The reasoning for Gimme Gimme Gimme on Super Trouper was possibly that it was recorded well after Voulez-Vous was released. It could never have been on that album originally whereas (I think) most of the bonus tracks on albums (excluding the 1982 songs) could have been.
However, like Fernando, it was associated with a Greatest Hits that covered the previous album and before. Also, as with Fernando, its b-side came from that previous album. The clincher is probably that one more single from Voulez-Vous was released after Gimme, ensuring that it really didn’t sit happily on Super Trouper. Had another single from “ABBA“ arrived after Fernando, it probably wouldn’t have been added to Arrival but to ABBA instead.
The 1982 tracks... an unfortunate necessity for them to be on The Visitors... no where else for them to go, it was a dead end.
|
|
|
Post by chron on Feb 23, 2020 0:28:23 GMT
Also, although I understand that there is nowhere else to put them, even the inclusion of the 1982 tracks as bonus tracks on 'The Visitors' jars with me. I'm not sure I get this objection: surely they just represent extra music, which doesn't have to interfere with the original album running order if you don't want it to - just program your player to omit the extras.
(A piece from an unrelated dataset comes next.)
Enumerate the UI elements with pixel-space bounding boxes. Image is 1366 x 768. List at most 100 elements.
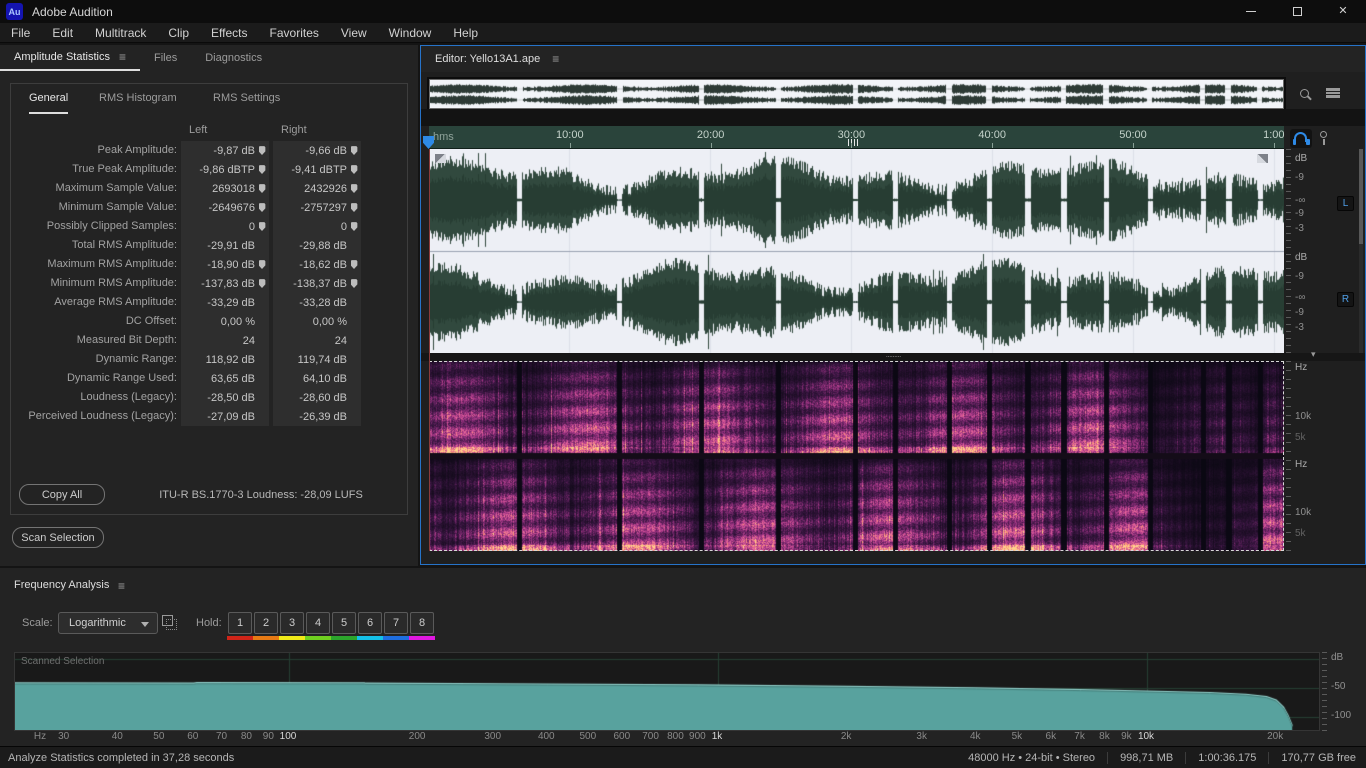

One thing I liked about CDs when they arrived was that they made it clear that tracks on an album were more like artworks in a gallery than the chapters of a book or the scenes of a film - like pieces in an exhibition space, their positions could be changed, without creating disorder or sacrificing meaning. With CDs (and now with files and streaming) you can play tracks through in the original order to 'tell' one 'story', or create a new sequence (with omissions and additions) to tell a different one. Listening has become more of a collaboration of sorts between artist/album and the listener, rather than the latter passively observing the 'sanctity' of the original sequence. You could do this pre-CDs of course with a cassette deck, but it took more time and work, and the results in themselves were still inflexible.
|
|
|
Post by Alan on Feb 23, 2020 9:15:26 GMT
To me it’s always been sacrilege not to listen to a studio album - especially historical ones like ABBA’s - in their original running orders from start to finish. However, bonus tracks aren’t part of that other than they date from the same period.
I still haven’t worked out the best way to appreciate bonus tracks. Most of them are compiled on the bonus disc of “The Albums” CD box but not sure that format works either. However, they are definitely an unwelcome add-on to studio albums. Perhaps separate them into their own mini-album. For instance, “Arrival” and “Arrival: the bonus tracks” or, to borrow Pet Shop Boys’ idea, “Arrival: Further Listening”. There would be the six bonus tracks from the deluxe edition on this (the Spanish versions and Frida’s solo to make up the numbers).